The antiferromagnetic cross-coupled spin ladder: quantum fidelity and tensor networks approach

TL;DR

This paper uses tensor network states and quantum fidelity to analyze the phase diagram of an antiferromagnetic spin ladder, finding no evidence for the previously predicted columnar dimer phase and suggesting a simple phase boundary.

Contribution

It introduces a tensor network and fidelity-based approach to clarify the phase diagram of the antiferromagnetic spin ladder, resolving conflicting prior results.

Findings

No evidence for the columnar dimer phase.

The phase diagram likely has a single boundary between rung-singlet and Haldane phases.

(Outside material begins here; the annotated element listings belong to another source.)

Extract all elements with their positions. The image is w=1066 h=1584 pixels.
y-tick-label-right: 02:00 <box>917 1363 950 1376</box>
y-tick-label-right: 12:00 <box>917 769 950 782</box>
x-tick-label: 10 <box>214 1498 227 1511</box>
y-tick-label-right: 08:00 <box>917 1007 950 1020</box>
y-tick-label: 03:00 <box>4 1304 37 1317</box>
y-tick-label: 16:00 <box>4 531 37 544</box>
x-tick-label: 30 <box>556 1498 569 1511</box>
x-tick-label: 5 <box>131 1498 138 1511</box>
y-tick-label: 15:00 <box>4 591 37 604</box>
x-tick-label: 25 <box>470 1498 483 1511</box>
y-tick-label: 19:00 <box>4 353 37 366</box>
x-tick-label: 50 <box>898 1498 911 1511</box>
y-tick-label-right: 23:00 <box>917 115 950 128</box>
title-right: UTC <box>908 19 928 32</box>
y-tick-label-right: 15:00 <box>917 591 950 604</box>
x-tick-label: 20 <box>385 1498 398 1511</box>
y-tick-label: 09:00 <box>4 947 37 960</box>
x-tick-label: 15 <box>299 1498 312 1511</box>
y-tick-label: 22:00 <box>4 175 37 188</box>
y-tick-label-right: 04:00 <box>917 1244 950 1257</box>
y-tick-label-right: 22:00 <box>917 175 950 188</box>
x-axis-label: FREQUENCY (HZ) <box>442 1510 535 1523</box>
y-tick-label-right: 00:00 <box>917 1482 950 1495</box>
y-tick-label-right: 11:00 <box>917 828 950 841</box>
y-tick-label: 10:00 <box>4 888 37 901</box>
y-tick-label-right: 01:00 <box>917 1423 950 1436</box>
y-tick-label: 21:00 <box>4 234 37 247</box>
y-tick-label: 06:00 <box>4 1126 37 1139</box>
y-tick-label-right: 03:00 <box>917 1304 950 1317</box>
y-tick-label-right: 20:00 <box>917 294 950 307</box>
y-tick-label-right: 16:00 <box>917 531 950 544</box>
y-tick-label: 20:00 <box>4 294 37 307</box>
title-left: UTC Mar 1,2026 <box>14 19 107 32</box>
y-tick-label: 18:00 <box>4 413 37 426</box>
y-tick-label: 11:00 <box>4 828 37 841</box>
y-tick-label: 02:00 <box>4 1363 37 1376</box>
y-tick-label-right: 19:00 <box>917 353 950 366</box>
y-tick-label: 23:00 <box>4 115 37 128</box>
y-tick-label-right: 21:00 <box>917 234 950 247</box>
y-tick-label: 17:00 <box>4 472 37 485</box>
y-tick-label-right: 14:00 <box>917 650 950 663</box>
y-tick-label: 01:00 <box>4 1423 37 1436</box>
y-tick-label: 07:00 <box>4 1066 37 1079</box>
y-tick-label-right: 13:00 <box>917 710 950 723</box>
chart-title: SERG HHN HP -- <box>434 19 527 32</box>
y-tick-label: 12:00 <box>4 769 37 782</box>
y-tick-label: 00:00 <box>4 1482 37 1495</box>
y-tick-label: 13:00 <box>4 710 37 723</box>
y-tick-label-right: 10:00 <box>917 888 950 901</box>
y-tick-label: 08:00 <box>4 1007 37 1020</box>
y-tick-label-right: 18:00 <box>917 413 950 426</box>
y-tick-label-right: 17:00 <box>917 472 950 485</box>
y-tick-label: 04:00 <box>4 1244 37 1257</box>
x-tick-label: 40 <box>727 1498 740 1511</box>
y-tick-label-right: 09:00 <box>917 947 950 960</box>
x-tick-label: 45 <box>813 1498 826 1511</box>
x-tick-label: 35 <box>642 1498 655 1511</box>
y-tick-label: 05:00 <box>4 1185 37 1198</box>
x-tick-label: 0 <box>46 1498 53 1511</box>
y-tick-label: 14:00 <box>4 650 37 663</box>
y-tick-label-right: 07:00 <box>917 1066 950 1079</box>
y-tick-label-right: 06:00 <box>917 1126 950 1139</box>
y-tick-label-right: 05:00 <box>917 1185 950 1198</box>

Symmetry considerations support a simplified phase structure.

Abstract

We investigate the phase diagram of the cross-coupled Heisenberg spin ladder with antiferromagnetic couplings. For this model there have been conflicting results for the existence of the columnar dimer phase, which was predicted on the basis of weak coupling field theory renormalisation group arguments. The numerical work on this model has been based on various approaches, including exact diagonalization, series expansions and density-matrix renormalization group calculations. Using the recently developed tensor network states and ground-state fidelity approach for quantum spin ladders we find no evidence for the existence of the columnar dimer phase. We also provide an argument based on the symmetry of the Hamiltonian which suggests that the phase diagram for antiferromagnetic couplings consists of a single line separating the rung-singlet and Haldane phases.